I can see what they’re trying to do. They’re saying “we’ve got the money and power to make big change, but we’ll only do it if the UN make conditions favourable for us to do it” (at least, that’s my reading of it).
I like the Communiqué’s holistic approach: developing and developed countries; adaptation frameworks for the poorest countries; halting deforestation. But it lacks something!
Yes…it lacks any sort of commitment from the companies themselves. It looks, to me, too much like these companies are putting the onus on the governments and the developing countries without wanting to do much themselves. They want conditions that make it easy for them to survive.

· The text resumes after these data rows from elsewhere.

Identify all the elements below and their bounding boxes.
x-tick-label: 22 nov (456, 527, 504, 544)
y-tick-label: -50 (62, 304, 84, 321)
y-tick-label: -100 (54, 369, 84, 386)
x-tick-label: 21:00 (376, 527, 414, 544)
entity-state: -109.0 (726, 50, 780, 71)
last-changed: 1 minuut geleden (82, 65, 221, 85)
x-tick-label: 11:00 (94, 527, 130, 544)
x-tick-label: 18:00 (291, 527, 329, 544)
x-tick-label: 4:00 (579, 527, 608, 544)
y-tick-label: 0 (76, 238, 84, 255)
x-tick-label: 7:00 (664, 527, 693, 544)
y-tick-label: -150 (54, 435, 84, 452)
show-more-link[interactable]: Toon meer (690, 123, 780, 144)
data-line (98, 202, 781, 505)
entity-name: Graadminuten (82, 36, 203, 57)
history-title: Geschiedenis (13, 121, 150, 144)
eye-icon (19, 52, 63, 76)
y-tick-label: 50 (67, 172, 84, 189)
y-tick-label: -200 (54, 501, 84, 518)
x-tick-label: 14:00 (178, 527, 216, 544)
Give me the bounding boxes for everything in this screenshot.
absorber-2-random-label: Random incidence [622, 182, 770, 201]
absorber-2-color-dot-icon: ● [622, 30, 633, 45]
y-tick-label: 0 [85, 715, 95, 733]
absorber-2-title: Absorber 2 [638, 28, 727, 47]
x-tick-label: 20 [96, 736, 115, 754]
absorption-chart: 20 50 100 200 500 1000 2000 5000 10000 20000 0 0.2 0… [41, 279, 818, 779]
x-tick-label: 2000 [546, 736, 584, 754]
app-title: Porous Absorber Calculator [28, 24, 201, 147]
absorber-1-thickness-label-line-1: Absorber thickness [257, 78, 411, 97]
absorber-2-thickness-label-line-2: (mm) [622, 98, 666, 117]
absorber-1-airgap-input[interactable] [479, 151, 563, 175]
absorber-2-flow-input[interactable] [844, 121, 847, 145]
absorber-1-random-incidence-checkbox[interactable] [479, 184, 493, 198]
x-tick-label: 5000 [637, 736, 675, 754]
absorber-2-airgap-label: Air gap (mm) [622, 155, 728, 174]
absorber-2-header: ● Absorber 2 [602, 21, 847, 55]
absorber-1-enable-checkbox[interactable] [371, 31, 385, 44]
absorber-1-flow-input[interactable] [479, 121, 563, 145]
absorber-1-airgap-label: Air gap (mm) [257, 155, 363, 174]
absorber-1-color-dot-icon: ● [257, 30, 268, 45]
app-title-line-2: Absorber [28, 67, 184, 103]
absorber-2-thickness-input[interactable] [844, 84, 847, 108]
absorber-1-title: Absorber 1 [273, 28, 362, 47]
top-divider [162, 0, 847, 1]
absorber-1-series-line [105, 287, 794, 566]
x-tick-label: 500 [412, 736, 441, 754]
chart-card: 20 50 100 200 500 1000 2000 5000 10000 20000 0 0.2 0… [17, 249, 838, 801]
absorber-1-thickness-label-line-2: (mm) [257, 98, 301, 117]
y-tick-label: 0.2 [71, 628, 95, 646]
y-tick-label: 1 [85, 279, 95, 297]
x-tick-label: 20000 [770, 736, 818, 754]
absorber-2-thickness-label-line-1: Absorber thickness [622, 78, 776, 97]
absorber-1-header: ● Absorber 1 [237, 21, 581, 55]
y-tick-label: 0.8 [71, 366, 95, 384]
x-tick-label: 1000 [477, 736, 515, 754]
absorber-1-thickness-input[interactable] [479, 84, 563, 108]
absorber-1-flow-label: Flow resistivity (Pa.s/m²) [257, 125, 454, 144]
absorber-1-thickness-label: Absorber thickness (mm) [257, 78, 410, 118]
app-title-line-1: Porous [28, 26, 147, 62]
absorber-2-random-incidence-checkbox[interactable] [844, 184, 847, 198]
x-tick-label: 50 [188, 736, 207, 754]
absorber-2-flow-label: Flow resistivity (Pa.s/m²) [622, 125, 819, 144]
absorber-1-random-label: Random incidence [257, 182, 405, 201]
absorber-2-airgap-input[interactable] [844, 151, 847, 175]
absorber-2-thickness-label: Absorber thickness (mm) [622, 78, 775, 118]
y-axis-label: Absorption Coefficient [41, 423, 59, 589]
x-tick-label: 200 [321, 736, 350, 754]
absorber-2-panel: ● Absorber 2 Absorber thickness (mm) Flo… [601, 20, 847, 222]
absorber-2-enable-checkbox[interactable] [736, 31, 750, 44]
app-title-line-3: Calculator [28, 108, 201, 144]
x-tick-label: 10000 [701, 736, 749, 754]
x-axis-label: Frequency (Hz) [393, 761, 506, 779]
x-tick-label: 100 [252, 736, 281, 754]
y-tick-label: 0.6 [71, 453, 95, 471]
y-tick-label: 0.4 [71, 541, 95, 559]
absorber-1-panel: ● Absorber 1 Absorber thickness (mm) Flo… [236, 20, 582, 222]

Of course I agree with the call for “an ambitions, robust and equitable global deal on climate change”, but it’s just something else that’s not enough…the big companies have to do their bit too and I don’t see that happening. If they think it’s so important, if they think it’s needed for the future why aren’t they leading the way? What right do they have to be lobbying the UN if their own house isn’t in, or getting in, order? And what are they going to when the UN turn around and ask for their help?
Yes, I feel like a grumble guts. I like seeing progress on climate change, but I want MORE. More from our governments, more from the UN, more from big businesses, more from developed and developing countries, more aid, more targets, more investment.
I don’t see a future without it.
There’s one other little thing I wanted to mention on this topic.
We were down in Devon lately and we visited a working water mill that powered tools used in a blacksmiths (Finch Foundry, if you’re wondering).
It was incredible when the demonstrator pulled a leaver, the water was released, the wheel turned and this huge machinery came to life.
We’ll never get all of our power from water, but seeing this simple, free, sustainable, green form of energy in use just got me thinking about how microgeneration could contribute. Perhaps it would do us all some good if we knew exactly where our energy came from!